Im Landkreis Neu-Ulm werden im laufenden Schuljahr 2015/16 etwa 300 Schülerinnen und Schüler mit diagnostiziertem sonderpädagogischem Förderbedarf an allgemeinen Grundschulen unterrichtet. Für die heimischen Mittelschulen gibt es keine aktuellen Zahlen. 2013 besuchten circa 130 Förderschüler die reguläre Mittelschule. Der Anteil der inkludierten Kinder und Jugendlichen an der Gesamtschülerzahl beträgt damit an beiden Schularten jeweils rund 5 Prozent.
Daneben haben die Förderschulen im bayerischen Schulsystem weiter ihre Berechtigung. Sie sind nicht – wie in anderen Bundesländern – abgeschafft worden. Zwar sind laut Batzner inzwischen im Landkreis deutlich mehr Förderschüler im Regelunterricht inkludiert als Förderschulen besuchen, doch letztere haben drei wichtige Funktionen behalten. Landrat Thorsten Freudenberger, der rechtliche Leiter des Staatlichen Schulamts, nannte:
- Als sonderpädagogisches Kompetenzzentrum unterstützen die Förderschulen die Inklusion in den Regelschulen.

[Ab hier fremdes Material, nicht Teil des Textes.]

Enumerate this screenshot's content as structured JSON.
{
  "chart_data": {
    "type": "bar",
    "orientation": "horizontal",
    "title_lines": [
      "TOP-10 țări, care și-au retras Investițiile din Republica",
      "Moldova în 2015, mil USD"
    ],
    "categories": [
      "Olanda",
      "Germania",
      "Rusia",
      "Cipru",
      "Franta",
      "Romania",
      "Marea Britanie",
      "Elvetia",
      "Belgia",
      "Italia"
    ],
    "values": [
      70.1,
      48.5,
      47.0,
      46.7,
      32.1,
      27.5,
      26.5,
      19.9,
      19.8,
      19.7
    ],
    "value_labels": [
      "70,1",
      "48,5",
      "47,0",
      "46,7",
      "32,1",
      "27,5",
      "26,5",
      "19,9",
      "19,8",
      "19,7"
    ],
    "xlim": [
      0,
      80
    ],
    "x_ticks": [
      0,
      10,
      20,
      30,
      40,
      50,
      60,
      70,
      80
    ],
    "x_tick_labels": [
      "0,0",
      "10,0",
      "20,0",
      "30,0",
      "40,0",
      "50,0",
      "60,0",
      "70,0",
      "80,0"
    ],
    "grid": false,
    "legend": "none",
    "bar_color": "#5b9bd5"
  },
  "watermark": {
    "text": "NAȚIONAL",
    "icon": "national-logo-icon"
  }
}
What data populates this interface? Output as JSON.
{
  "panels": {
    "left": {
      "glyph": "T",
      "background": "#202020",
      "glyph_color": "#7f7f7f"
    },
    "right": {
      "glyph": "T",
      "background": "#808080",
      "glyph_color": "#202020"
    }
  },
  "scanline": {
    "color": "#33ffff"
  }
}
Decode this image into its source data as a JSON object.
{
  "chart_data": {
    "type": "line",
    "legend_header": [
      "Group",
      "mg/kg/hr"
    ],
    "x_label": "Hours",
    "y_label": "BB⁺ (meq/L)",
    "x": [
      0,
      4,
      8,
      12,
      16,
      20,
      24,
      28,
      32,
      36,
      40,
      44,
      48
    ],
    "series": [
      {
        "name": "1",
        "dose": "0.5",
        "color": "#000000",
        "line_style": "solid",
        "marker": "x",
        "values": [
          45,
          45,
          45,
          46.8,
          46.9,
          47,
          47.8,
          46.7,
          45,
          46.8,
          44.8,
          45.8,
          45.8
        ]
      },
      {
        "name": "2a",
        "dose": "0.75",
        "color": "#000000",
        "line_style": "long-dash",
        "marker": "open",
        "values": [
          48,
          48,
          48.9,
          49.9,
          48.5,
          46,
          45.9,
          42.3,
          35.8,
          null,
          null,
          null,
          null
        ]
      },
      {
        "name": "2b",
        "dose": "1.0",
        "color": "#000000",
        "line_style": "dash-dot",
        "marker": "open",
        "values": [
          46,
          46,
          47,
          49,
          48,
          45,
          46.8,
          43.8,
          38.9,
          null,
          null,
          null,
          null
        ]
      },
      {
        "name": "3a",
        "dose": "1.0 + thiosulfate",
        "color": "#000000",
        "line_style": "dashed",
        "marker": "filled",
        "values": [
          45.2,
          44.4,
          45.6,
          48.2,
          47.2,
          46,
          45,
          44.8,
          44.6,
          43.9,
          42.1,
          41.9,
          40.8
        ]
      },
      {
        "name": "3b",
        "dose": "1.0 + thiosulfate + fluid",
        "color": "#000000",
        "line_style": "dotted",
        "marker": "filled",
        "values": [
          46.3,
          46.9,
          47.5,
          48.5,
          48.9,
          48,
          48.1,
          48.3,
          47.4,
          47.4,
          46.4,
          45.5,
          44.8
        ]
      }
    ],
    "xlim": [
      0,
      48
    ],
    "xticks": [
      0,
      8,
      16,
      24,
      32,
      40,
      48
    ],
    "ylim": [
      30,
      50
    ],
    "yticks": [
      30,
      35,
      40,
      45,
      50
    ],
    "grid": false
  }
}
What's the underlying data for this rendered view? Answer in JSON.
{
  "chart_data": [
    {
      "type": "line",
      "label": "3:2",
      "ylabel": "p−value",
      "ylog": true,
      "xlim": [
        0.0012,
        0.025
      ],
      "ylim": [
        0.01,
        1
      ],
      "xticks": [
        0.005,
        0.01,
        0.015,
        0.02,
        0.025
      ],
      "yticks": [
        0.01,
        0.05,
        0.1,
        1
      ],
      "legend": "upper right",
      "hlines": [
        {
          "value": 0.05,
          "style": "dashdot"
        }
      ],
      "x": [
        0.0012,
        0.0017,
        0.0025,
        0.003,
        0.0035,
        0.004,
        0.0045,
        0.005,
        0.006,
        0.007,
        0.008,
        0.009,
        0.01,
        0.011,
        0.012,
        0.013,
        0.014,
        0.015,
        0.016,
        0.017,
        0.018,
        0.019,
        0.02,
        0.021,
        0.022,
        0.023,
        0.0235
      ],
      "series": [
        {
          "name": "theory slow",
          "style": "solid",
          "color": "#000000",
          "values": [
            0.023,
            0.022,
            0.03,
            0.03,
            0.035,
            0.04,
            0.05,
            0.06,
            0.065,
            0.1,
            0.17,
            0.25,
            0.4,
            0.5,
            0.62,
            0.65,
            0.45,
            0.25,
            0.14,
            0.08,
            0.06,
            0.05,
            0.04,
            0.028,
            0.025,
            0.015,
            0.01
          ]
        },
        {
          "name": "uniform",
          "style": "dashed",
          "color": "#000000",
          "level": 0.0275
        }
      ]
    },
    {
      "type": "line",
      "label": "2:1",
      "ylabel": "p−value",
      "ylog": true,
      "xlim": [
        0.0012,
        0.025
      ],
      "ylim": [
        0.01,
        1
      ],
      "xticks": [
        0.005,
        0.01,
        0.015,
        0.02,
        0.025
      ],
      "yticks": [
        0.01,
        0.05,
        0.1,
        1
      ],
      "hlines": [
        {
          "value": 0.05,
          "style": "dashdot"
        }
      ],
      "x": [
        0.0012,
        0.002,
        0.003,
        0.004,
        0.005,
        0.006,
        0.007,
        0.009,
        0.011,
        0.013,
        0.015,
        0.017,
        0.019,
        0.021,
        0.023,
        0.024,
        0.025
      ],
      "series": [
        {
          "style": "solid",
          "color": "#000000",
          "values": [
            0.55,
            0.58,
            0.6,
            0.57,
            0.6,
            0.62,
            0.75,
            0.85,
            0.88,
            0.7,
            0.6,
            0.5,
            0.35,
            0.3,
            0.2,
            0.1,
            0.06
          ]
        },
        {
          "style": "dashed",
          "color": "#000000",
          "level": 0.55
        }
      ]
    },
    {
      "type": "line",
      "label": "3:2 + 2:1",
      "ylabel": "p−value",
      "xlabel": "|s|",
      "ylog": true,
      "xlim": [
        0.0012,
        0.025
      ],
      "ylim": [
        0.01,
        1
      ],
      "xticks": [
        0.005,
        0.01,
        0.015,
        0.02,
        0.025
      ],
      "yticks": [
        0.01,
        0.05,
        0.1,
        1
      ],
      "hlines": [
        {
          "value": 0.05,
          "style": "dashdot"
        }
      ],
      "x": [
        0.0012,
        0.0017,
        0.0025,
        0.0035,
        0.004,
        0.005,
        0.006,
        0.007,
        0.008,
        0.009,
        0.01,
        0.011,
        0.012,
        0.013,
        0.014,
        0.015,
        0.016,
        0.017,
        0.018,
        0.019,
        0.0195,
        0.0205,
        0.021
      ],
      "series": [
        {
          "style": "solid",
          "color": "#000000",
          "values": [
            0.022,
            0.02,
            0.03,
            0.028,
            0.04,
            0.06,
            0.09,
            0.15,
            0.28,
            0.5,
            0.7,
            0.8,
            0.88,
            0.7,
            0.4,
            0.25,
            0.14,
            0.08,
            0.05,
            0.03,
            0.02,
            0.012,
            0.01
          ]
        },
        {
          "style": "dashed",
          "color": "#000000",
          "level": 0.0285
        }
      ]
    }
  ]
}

- Als eigenständige Lernorte verstehen sie sich als freiwillige Angebote für Eltern und Schülern.
- Als Schulen mit dem Schulprofil „Inklusion“ und/oder in offenen Klassen ermöglichen auch die Förderschulen gemeinsamen Unterricht von Schülern mit und ohne sonderpädagogischem Förderbedarf.
Ebenso wichtig wie die Zusammenarbeit mit den Förderzentren – insbesondere über den Mobilen Sonderpädagogischen Dienst (MSD) – ist für Schulamt und Schulen die Kooperation mit weiteren Netzwerkpartnern wie beispielsweise der Eingliederungs- und Jugendhilfe, den Erziehungsberatungsstellen, den Therapeutischen Fachdiensten (Ergotherapeuten und Logopäden), den Schul- und Fachärzten, den Schulpsychologen, der Arbeitsagentur oder den Wohlfahrtsverbänden.
Alle arbeiten am selben Ziel: die Benachteiligung der behinderten oder verhaltensauffälligen Schülerinnen und Schüler zu überwinden. „Es gibt keine Norm fürs Menschsein“, sagte Elisabeth Holand und zitierte den früheren Bundespräsidenten Richard von Weizsäcker: „Es ist normal, verschieden zu sein.“
Die Inklusionsberatungsstelle des Staatlichen Schulamts Neu-Ulm ist unter der Telefonnummer 0731/97484-18 oder per E-Mail an: beratung.inklusion@lra.neu-ulm.de zu erreichen.
INFO: Inklusion
Inklusion heißt wörtlich übersetzt Zugehörigkeit, also das Gegenteil von Ausgrenzung. Wenn jeder Mensch – mit oder ohne Behinderung beziehungsweise Verhaltensauffälligkeit – überall dabei sein kann (in der Schule, am Arbeitsplatz, im Wohnviertel, in der Freizeit) dann ist die Inklusion gelungen. Das Ideal der Inklusion ist, dass die Unterscheidung „behindert – nicht behindert“ nicht mehr relevant ist.
Inklusion ist seit 2008 ein Menschenrecht, das in der Behindertenrechtskonvention der Vereinten Nationen festgeschrieben ist. Auch Deutschland hat diese Vereinbarung unterzeichnet und damit für sich verbindlich anerkannt. Mit der Umsetzung der Inklusion stehen wir freilich noch am Anfang eines langen Prozesses.
In Deutschland ist Inklusion bislang vor allem in der Schule ein Thema. Das Modell der „inklusiven Schule“ beschreibt eine Schule, die sowohl behinderten als auch nicht behinderten Schülerinnen und Schülern einen gemeinsamen Unterricht in derselben Klasse ermöglicht. Aufgabe des Bildungssystems ist es, einzelne Lernende besonders zu unterstützen und zu fördern, indem es spezielle Mittel und Methoden bereitstellt. Nicht das Individuum muss sich also an ein bestimmtes System anpassen, sondern das System muss umgekehrt die Bedürfnisse aller Lernenden berücksichtigen und sich gegebenenfalls anpassen.